10. The patient has undergone major surgery within 28 days prior to enrollment, or
subcutaneous venous access device placement within 7 days prior to enrollment.

11. The patient has received prior therapy with an agent that directly inhibits VEGF
(including bevacizumab), or VEGF Receptor 2 activity, or any antiangiogenic agent.

12. The patient is receiving chronic antiplatelet therapy, including aspirin, nonsteroidal
anti- inflammatory drugs (NSAIDs; including ibuprofen, naproxen, and others),
dipyridamole or clopidogrel, or similar agents. Once-daily aspirin use (maximum dose
325 mg/day) is permitted.

13. The patient has elective or planned major surgery to be performed during the course of
the clinical trial.

14. The patient has a known allergy to any of the treatment components.

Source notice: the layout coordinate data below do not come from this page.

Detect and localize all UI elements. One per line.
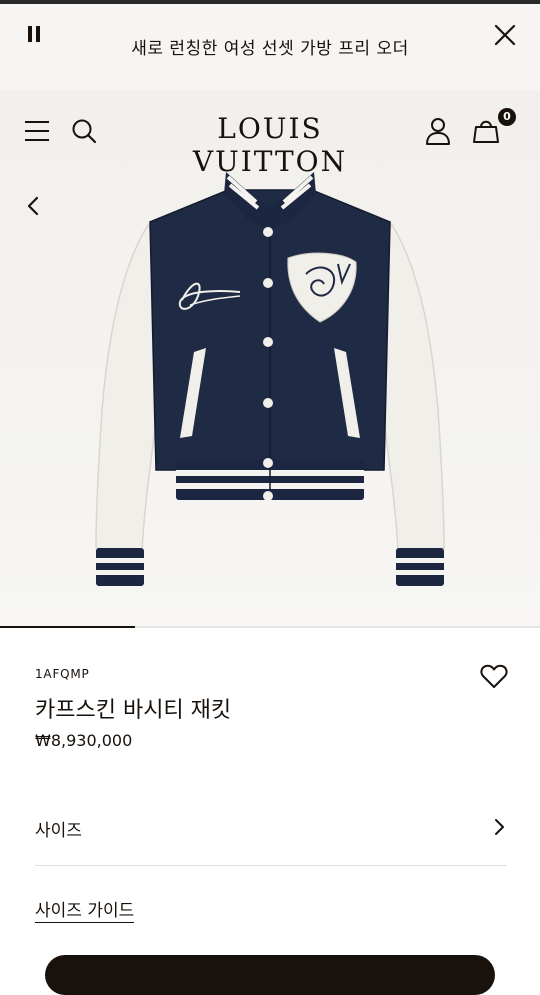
product-image	[95, 172, 445, 586]
cart-count-badge: 0	[498, 108, 516, 126]
menu-icon[interactable]	[24, 120, 50, 142]
size-label: 사이즈	[35, 821, 82, 841]
gallery-progress	[0, 626, 540, 628]
chevron-left-icon[interactable]	[26, 196, 40, 216]
product-image-gallery[interactable]: LOUIS VUITTON 0	[0, 90, 540, 628]
chevron-right-icon	[495, 819, 504, 835]
close-icon[interactable]	[492, 22, 518, 48]
product-sku: 1AFQMP	[35, 667, 90, 681]
gallery-progress-fill	[0, 626, 135, 628]
cart-icon[interactable]	[472, 116, 500, 144]
product-price: ₩8,930,000	[35, 731, 133, 750]
announcement-text[interactable]: 새로 런칭한 여성 선셋 가방 프리 오더	[0, 34, 540, 59]
search-icon[interactable]	[71, 118, 97, 144]
account-icon[interactable]	[425, 117, 451, 145]
announcement-bar: 새로 런칭한 여성 선셋 가방 프리 오더	[0, 4, 540, 90]
heart-icon[interactable]	[480, 663, 508, 689]
size-guide-link[interactable]: 사이즈 가이드	[35, 896, 135, 923]
size-selector[interactable]: 사이즈	[35, 800, 507, 866]
product-name: 카프스킨 바시티 재킷	[35, 698, 232, 723]
add-to-cart-button[interactable]	[45, 955, 495, 995]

15. The patient is pregnant or breastfeeding.

16. The patient is known to be positive for infection with the human immunodeficiency
virus (HIV).

17. The patient has known alcohol or drug dependency.

18. The patient has a concurrent active malignancy other than adequately treated
nonmelanomatous skin cancer, other noninvasive carcinoma, or in situ neoplasm.

19. The patient has a known hypersensitivity to ramucirumab or any of the excipients.

20. The patient may not have received more than 1 prior therapy in the metastatic setting.